I'm still magpie-like gathering sources in anticipation of Larry Correia's first non-fiction book on why Americans should continue to shoot each other. One of the topics likely to be there is the idea that gun owners are useful in the event of mass shootings. Claims around this are vague and hard to substantiate statistically partly because there is a counterfactual element to them. Cases where a civilian shoots (or shoots at) an attacker may have reduced the number of people killed but that assumes the killer continues shooting until the police turn up.
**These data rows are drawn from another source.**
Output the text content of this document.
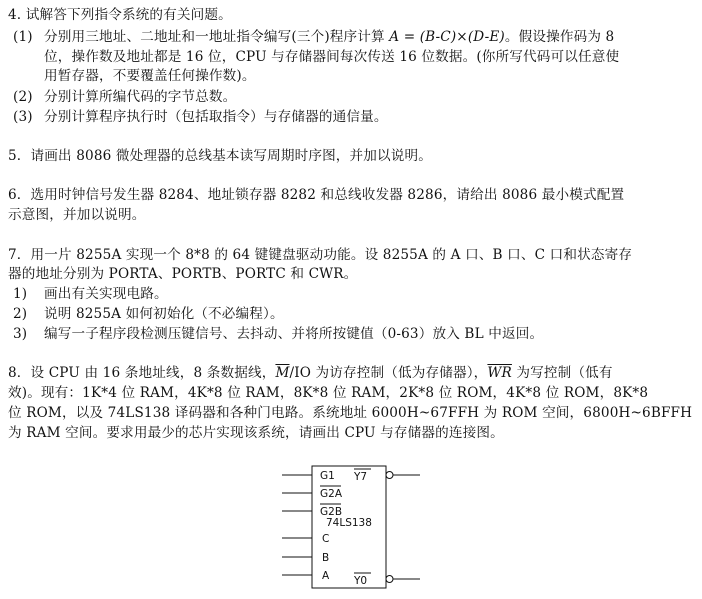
4. 试解答下列指令系统的有关问题。
(1) 分别用三地址、二地址和一地址指令编写(三个)程序计算 A = (B-C)×(D-E)。假设操作码为 8
位，操作数及地址都是 16 位，CPU 与存储器间每次传送 16 位数据。(你所写代码可以任意使
用暂存器，不要覆盖任何操作数)。
(2) 分别计算所编代码的字节总数。
(3) 分别计算程序执行时（包括取指令）与存储器的通信量。
5．请画出 8086 微处理器的总线基本读写周期时序图，并加以说明。
6．选用时钟信号发生器 8284、地址锁存器 8282 和总线收发器 8286，请给出 8086 最小模式配置
示意图，并加以说明。
7．用一片 8255A 实现一个 8*8 的 64 键键盘驱动功能。设 8255A 的 A 口、B 口、C 口和状态寄存
器的地址分别为 PORTA、PORTB、PORTC 和 CWR。
1) 画出有关实现电路。
2) 说明 8255A 如何初始化（不必编程）。
3) 编写一子程序段检测压键信号、去抖动、并将所按键值（0-63）放入 BL 中返回。
8．设 CPU 由 16 条地址线，8 条数据线，$\overline{M}/IO$ 为访存控制（低为存储器），$\overline{WR}$ 为写控制（低有
效)。现有：1K*4 位 RAM，4K*8 位 RAM，8K*8 位 RAM，2K*8 位 ROM，4K*8 位 ROM，8K*8
位 ROM，以及 74LS138 译码器和各种门电路。系统地址 6000H~67FFH 为 ROM 空间，6800H~6BFFH
为 RAM 空间。要求用最少的芯片实现该系统，请画出 CPU 与存储器的连接图。
G1
G2A
G2B
74LS138
C
B
A
Y7
Y0
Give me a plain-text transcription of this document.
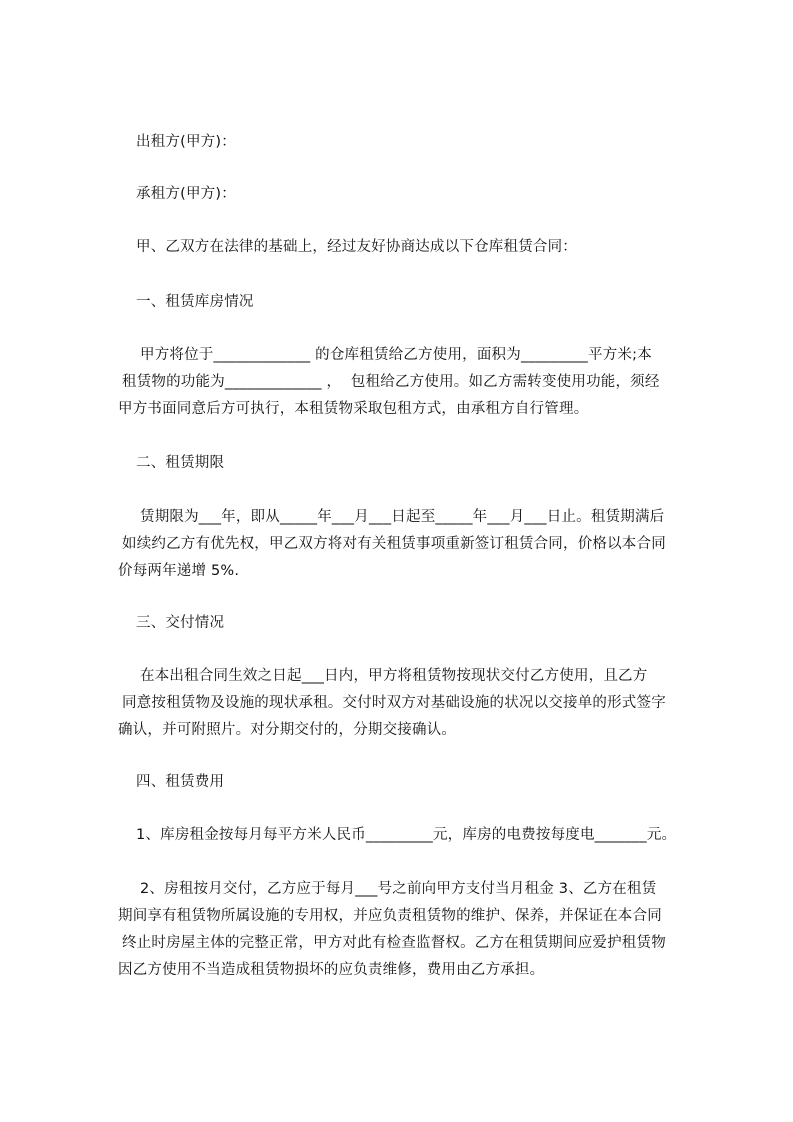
出租方(甲方)：
承租方(甲方)：
甲、乙双方在法律的基础上，经过友好协商达成以下仓库租赁合同：
一、租赁库房情况
甲方将位于_____________ 的仓库租赁给乙方使用，面积为_________平方米;本
租赁物的功能为_____________ ，  包租给乙方使用。如乙方需转变使用功能，须经
甲方书面同意后方可执行，本租赁物采取包租方式，由承租方自行管理。
二、租赁期限
赁期限为___年，即从_____年___月___日起至_____年___月___日止。租赁期满后
如续约乙方有优先权，甲乙双方将对有关租赁事项重新签订租赁合同，价格以本合同
价每两年递增 5%.
三、交付情况
在本出租合同生效之日起___日内，甲方将租赁物按现状交付乙方使用，且乙方
同意按租赁物及设施的现状承租。交付时双方对基础设施的状况以交接单的形式签字
确认，并可附照片。对分期交付的，分期交接确认。
四、租赁费用
1、库房租金按每月每平方米人民币_________元，库房的电费按每度电_______元。
2、房租按月交付，乙方应于每月___号之前向甲方支付当月租金 3、乙方在租赁
期间享有租赁物所属设施的专用权，并应负责租赁物的维护、保养，并保证在本合同
终止时房屋主体的完整正常，甲方对此有检查监督权。乙方在租赁期间应爱护租赁物
因乙方使用不当造成租赁物损坏的应负责维修，费用由乙方承担。
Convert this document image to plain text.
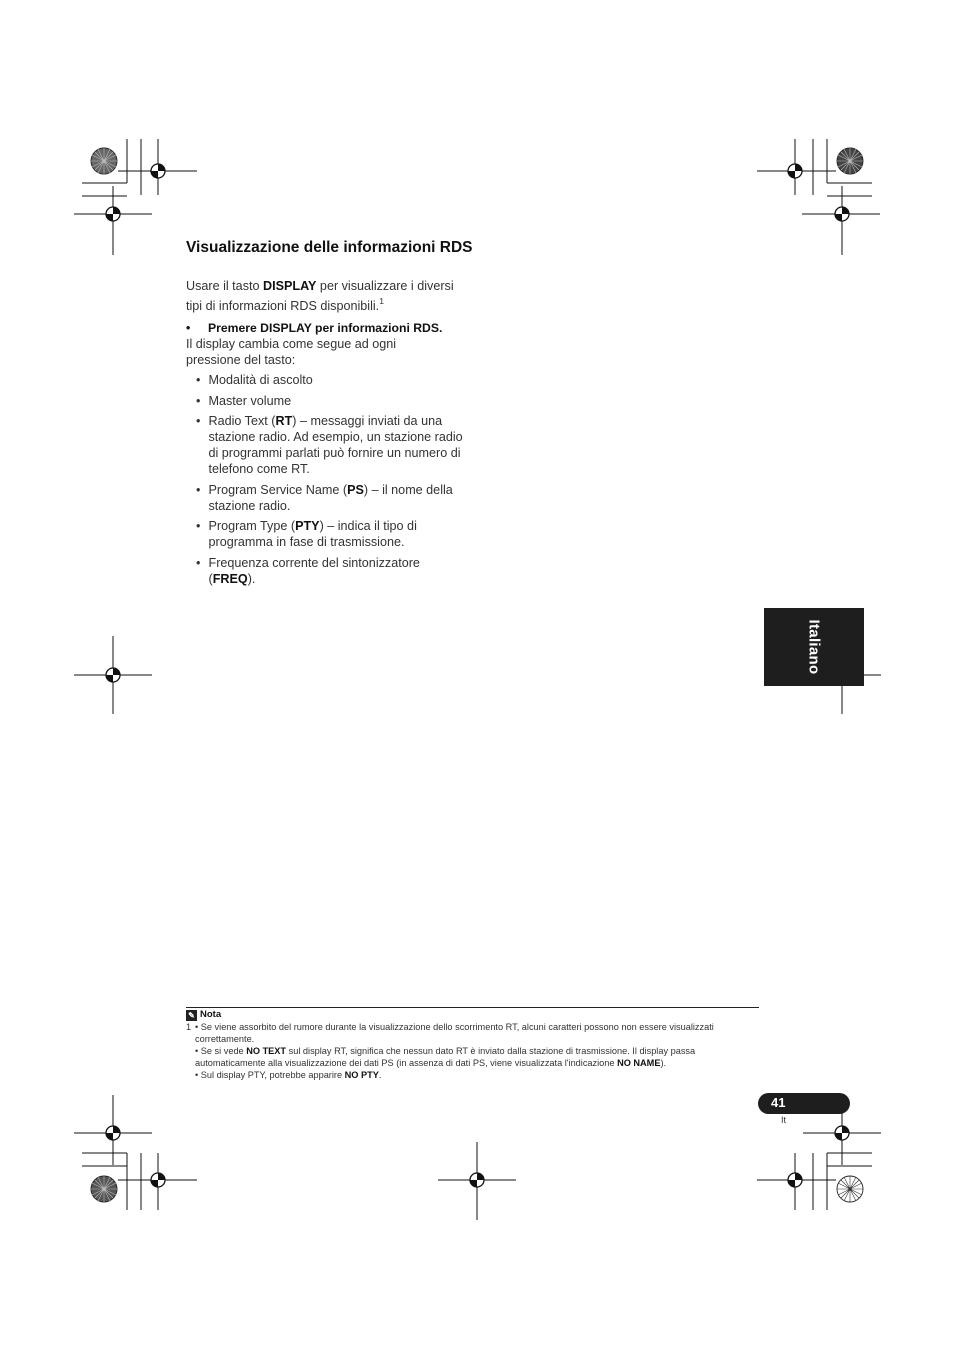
Visualizzazione delle informazioni RDS
Usare il tasto DISPLAY per visualizzare i diversi tipi di informazioni RDS disponibili.$^1$
• Premere DISPLAY per informazioni RDS.
Il display cambia come segue ad ogni pressione del tasto:
• Modalità di ascolto
• Master volume
• Radio Text (RT) – messaggi inviati da una stazione radio. Ad esempio, un stazione radio di programmi parlati può fornire un numero di telefono come RT.
• Program Service Name (PS) – il nome della stazione radio.
• Program Type (PTY) – indica il tipo di programma in fase di trasmissione.
• Frequenza corrente del sintonizzatore (FREQ).
Italiano
✎ Nota
1 • Se viene assorbito del rumore durante la visualizzazione dello scorrimento RT, alcuni caratteri possono non essere visualizzati correttamente.
• Se si vede NO TEXT sul display RT, significa che nessun dato RT è inviato dalla stazione di trasmissione. Il display passa automaticamente alla visualizzazione dei dati PS (in assenza di dati PS, viene visualizzata l'indicazione NO NAME).
• Sul display PTY, potrebbe apparire NO PTY.
41
It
Texas State University has a centre that focuses on training police on active shooter situations which describes itself thusly:
"The ALERRT Center at Texas State University was created in 2002 as a partnership between Texas State University, the San Marcos, Texas Police Department and the Hays County, Texas Sheriff's Office to address the need for active shooter response training for first responders. In 2013, ALERRT at Texas State was named the National Standard in Active Shooter Response Training by the FBI."
https://alerrt.org/about
I can't say whether that training is any good or not one way or another but as part of that work they collect data on how different events come to an end. They define what that means:
"We consider an event to be resolved when the attacker stopped actively trying to kill people. We split the resolution of the event into two broad time frames. These were whether the event was resolved before the police arrived on scene or after."
https://www.activeattackdata.org/allattacks.html
The "resolutions" are mapped out in a flowchart-style diagram:
Civilians shoot the attacker in about 5% of cases, whereas they subdue the attack in about 10% of cases. Note, the non-shooting outcome might still involve firearms. However, of those cases which end before the police end, over 70% are ended by the attacker themselves by either killing themselves or just leaving.
There's no broader moral here other than I thought the diagram was interesting and a neat way of showing the data.